We had meant to choose the roses together, to be scattered throughout the garden rather than in one large patch, which I had at my earlier Belair home on Sheoak Road. But time ran out. However, we knew we wanted “Madam President”, a lush hybrid with pink blooms and a carpet rose named White Miedeland because they flowered prolifically in friends’ garden. And every time we saw a picturesque Pierre de Ronsard flowering, we stated that we would have those gorgeous blooms hanging from our archways.

Somehow it never happened until today when I sat down with a rose catalogue and chose 12 roses whose names each bore a connection to our life together.    I wanted to fulfil one small part of our plan, to focus my mind on growing plantings which would bring beauty into my life.

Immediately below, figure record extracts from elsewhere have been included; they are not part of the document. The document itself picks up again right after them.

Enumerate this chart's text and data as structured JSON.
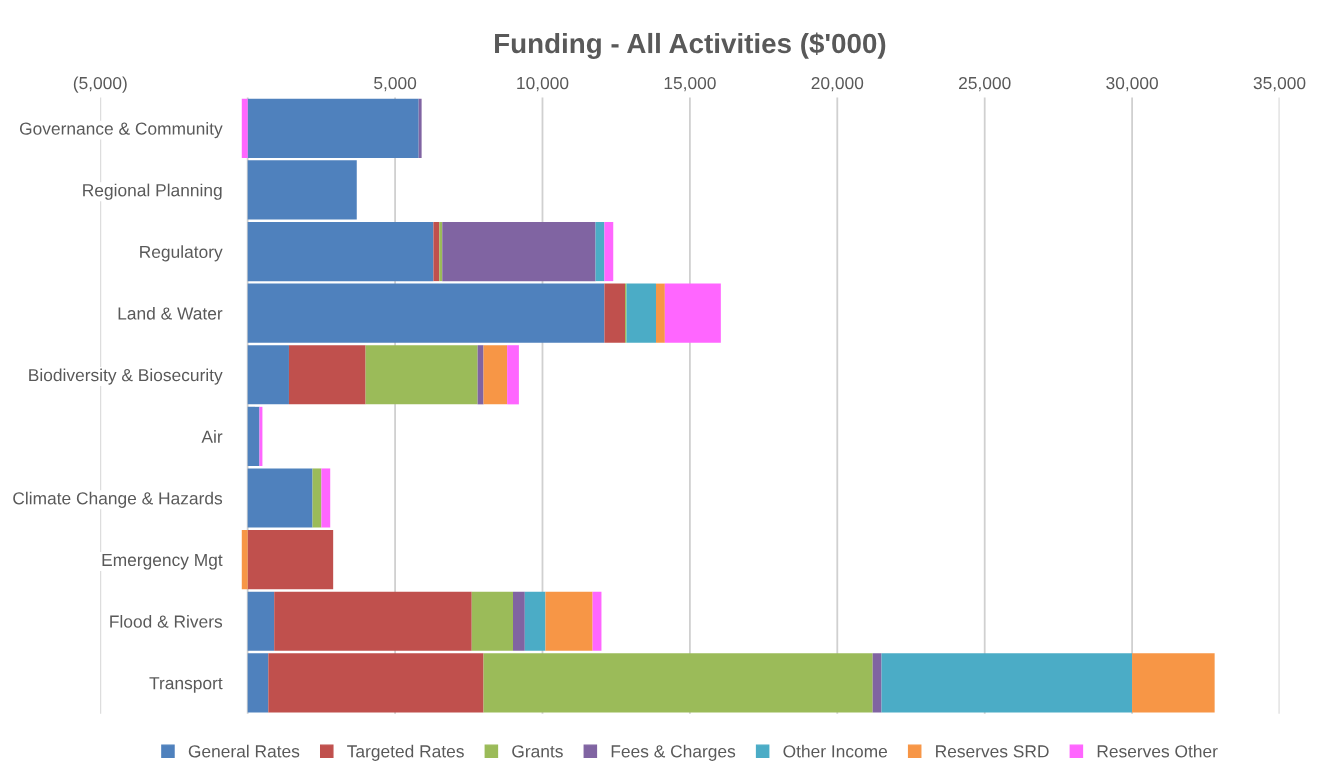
{
  "chart_data": {
    "type": "bar",
    "orientation": "horizontal",
    "stacked": true,
    "title": "Funding - All Activities ($'000)",
    "categories": [
      "Governance & Community",
      "Regional Planning",
      "Regulatory",
      "Land & Water",
      "Biodiversity & Biosecurity",
      "Air",
      "Climate Change & Hazards",
      "Emergency Mgt",
      "Flood & Rivers",
      "Transport"
    ],
    "series": [
      {
        "name": "General Rates",
        "color": "#4f81bd",
        "values": [
          5800,
          3700,
          6300,
          12100,
          1400,
          400,
          2200,
          0,
          900,
          700
        ]
      },
      {
        "name": "Targeted Rates",
        "color": "#c0504d",
        "values": [
          0,
          0,
          200,
          700,
          2600,
          0,
          0,
          2900,
          6700,
          7300
        ]
      },
      {
        "name": "Grants",
        "color": "#9bbb59",
        "values": [
          0,
          0,
          100,
          50,
          3800,
          0,
          300,
          0,
          1400,
          13200
        ]
      },
      {
        "name": "Fees & Charges",
        "color": "#8064a2",
        "values": [
          100,
          0,
          5200,
          0,
          200,
          0,
          0,
          0,
          400,
          300
        ]
      },
      {
        "name": "Other Income",
        "color": "#4bacc6",
        "values": [
          0,
          0,
          300,
          1000,
          0,
          0,
          0,
          0,
          700,
          8500
        ]
      },
      {
        "name": "Reserves SRD",
        "color": "#f79646",
        "values": [
          0,
          0,
          0,
          300,
          800,
          0,
          0,
          -200,
          1600,
          2800
        ]
      },
      {
        "name": "Reserves Other",
        "color": "#ff66ff",
        "values": [
          -200,
          0,
          300,
          1900,
          400,
          100,
          300,
          0,
          300,
          0
        ]
      }
    ],
    "xlim": [
      -5000,
      35000
    ],
    "xticks": [
      {
        "value": -5000,
        "label": "(5,000)"
      },
      {
        "value": 0,
        "label": null
      },
      {
        "value": 5000,
        "label": "5,000"
      },
      {
        "value": 10000,
        "label": "10,000"
      },
      {
        "value": 15000,
        "label": "15,000"
      },
      {
        "value": 20000,
        "label": "20,000"
      },
      {
        "value": 25000,
        "label": "25,000"
      },
      {
        "value": 30000,
        "label": "30,000"
      },
      {
        "value": 35000,
        "label": "35,000"
      }
    ],
    "grid": "x",
    "legend": "bottom"
  }
}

The first rose is named “Wedding Day’’ – the beautiful beginning of our journey together   – a spring flowering rambler from 1950 which produces masses of small fragrant white flowers . So naturally the second rose, a low bush rose named ”French Lace’’ because I wore champagne-coloured French lace on my Caleche wedding gown. Again a fragrant rose, which flowers in decorative buds in small clusters which open into attractive cream  blooms.

It was easy to choose a rose to reflect our wonderful honeymoon in the Loire Valley when I found “Comte de Chambord’’,  that idyllic fantasy chateau in the Loire, one of many that we visited in France in 2008. Its description of the fragrant mid pink tinged lilac blooms which “swirl into a profusion of crumpled petals’’ reminded me of how our love bloomed into full flower along the Loire.

The word “Dearest’’ captures my feelings for my husband and this dainty pink low bush rose from 1960 flowers in clusters and is fragrant and decorative. It will create quite a show in the garden.

A huge part of our lifestyle was our annual trip to France to visit Mammy who lived in St Remy de Provence and I could not look beyond choosing “La France”, an ancient French Hybrid Tea dating from 1869. It produces large globular blooms of silvery pin with deeper reverse and that attractive pattern of roses – petals which sharply roll back as they unfold.

Our eight years together were peppered with many magic moments, which made choosing “Magic Moments’’ mandatory. Not only does it have sentimental value, but it has an irresistible damask rose fragrance and the dainty spiral buds of lavender open to shades of deep pink. The award-winning rose is a winner in the Australian True Blue Collection.

Which brings me to the end of Olivier’s life when “Sweet Chariot’’, named after that negro gospel song “Swing Low Sweet Chariot… coming down to carry me home…’’ about dying and everlasting life, was an important choice. It allows my rose garden to reflect our full love story.

For Olivier’s funeral, I chose the theme “Amazing Grace’’
and a beautiful rendition by Judy Collins filled the chapel with sweet music and words which reflected the many God-given blessings of our life together.

So, with joy in my heart, the first one I chose actually was the bush rose  “Amazing Grace 07’’. Splendidly ice white, it was bred by Bruce Chapman of Melbourne, and Ross Roses experts believe “Amazing Grace’’ is the best white rose introduced in Australia for decades.

Yet, I didn’t learn of it in the catalogue, even though it is a feature rose there.  Friends told me of their splendid white rose in their front garden with long stems for floral arrangements and when I asked them what was its name, they told me “Amazing Grace’’ – a few days after Olivier’s funeral.

So in Spring, when the first flowers appear, I will tell visitors the story of our life through the roses in Olivier’s memorial garden.